Communication of clinically important follow-up recommendations when abnormalities are identified on imaging studies is prone to error. The absence of an automated system to identify and track radiology follow-up recommendations is an important barrier to ensuring timely follow-up of patients, especially for non-acute but potentially life threatening and unexpected findings. The primary goal of this proposal is to develop a Natural Language Processing (NLP) system to extract clinically important recommendation information from free-text radiology reports. Each radiology report will be preprocessed at the structural, syntactic, and semantic level to generate features that will be used to extract the boundaries of sentences that include recommendation information as well as the details of reason for recommendation, requested imaging test, and recommendation time frame.

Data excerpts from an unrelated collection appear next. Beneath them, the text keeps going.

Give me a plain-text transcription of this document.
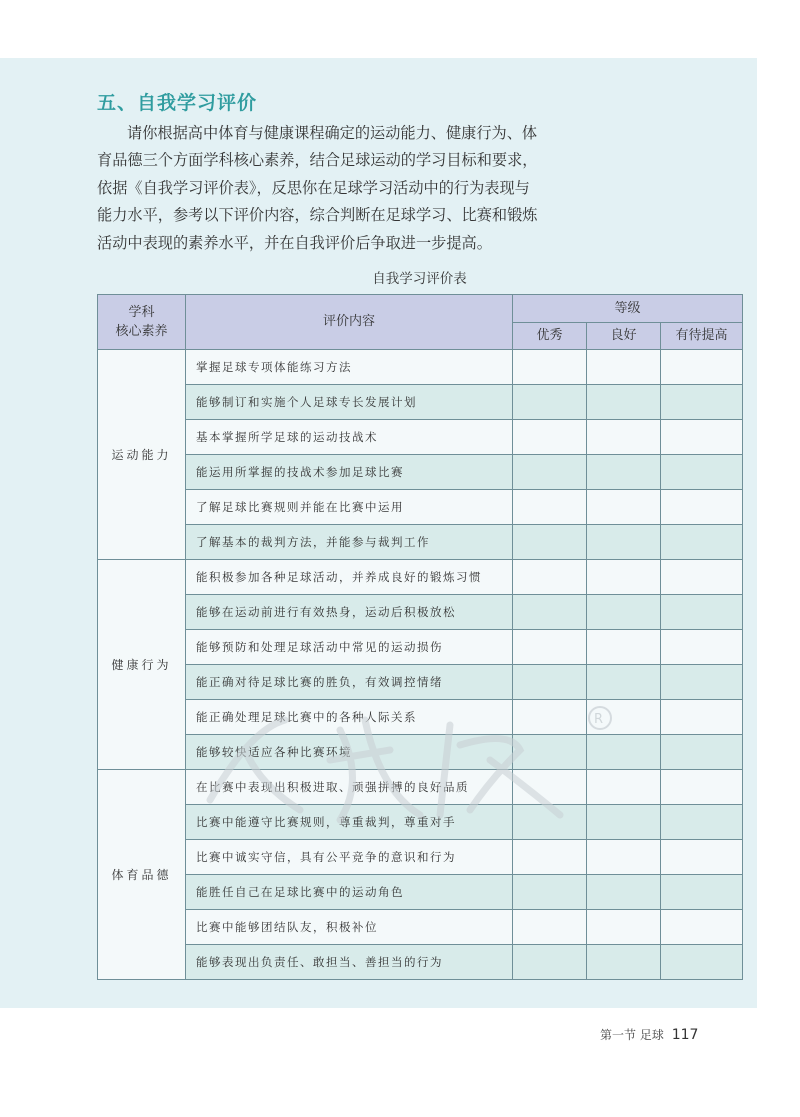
五、自我学习评价

请你根据高中体育与健康课程确定的运动能力、健康行为、体
育品德三个方面学科核心素养，结合足球运动的学习目标和要求，
依据《自我学习评价表》，反思你在足球学习活动中的行为表现与
能力水平，参考以下评价内容，综合判断在足球学习、比赛和锻炼
活动中表现的素养水平，并在自我评价后争取进一步提高。

自我学习评价表

学科
核心素养	评价内容	等级		
		优秀	良好	有待提高
运动能力	掌握足球专项体能练习方法			
	能够制订和实施个人足球专长发展计划			
	基本掌握所学足球的运动技战术			
	能运用所掌握的技战术参加足球比赛			
	了解足球比赛规则并能在比赛中运用			
	了解基本的裁判方法，并能参与裁判工作			
健康行为	能积极参加各种足球活动，并养成良好的锻炼习惯			
	能够在运动前进行有效热身，运动后积极放松			
	能够预防和处理足球活动中常见的运动损伤			
	能正确对待足球比赛的胜负，有效调控情绪			
	能正确处理足球比赛中的各种人际关系			
	能够较快适应各种比赛环境			
体育品德	在比赛中表现出积极进取、顽强拼搏的良好品质			
	比赛中能遵守比赛规则，尊重裁判，尊重对手			
	比赛中诚实守信，具有公平竞争的意识和行为			
	能胜任自己在足球比赛中的运动角色			
	比赛中能够团结队友，积极补位			
	能够表现出负责任、敢担当、善担当的行为			
R
第一节 足球 117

We will use a large corpus of free-text radiology reports represented by a mixture of modalities (e.g., radiography, computed tomography, ultrasound, and magnetic resonance imaging (MRI)) from three different institutions. Using this dataset we will perform the following specific aims:
Aim 1. Create a multi- institutional radiology report corpus annotated for clinically important recommendation information;
Aim 2. Develop a novel NLP system to extract clinically important recommendations in radiology reports. The proposed research is innovative because it will generate a new text processing approach that can be used to flag reports visually and electronically so that separate workflow processes can be initiated to reduce the chance that necessary investigations or interventions suggested in the report are missed by clinicians. The proposed set of tools will be disseminated to the biomedical informatics community as open source tools.
Communication of recommendations for necessary investigations and interventions when abnormalities are identified on imaging studies is prone to error. When recommendations are not systematically identified and promptly communicated to referrers, poor patient outcomes can result. We propose to build natural language processing tools to automatically extract clinically important recommendation information from radiology reports.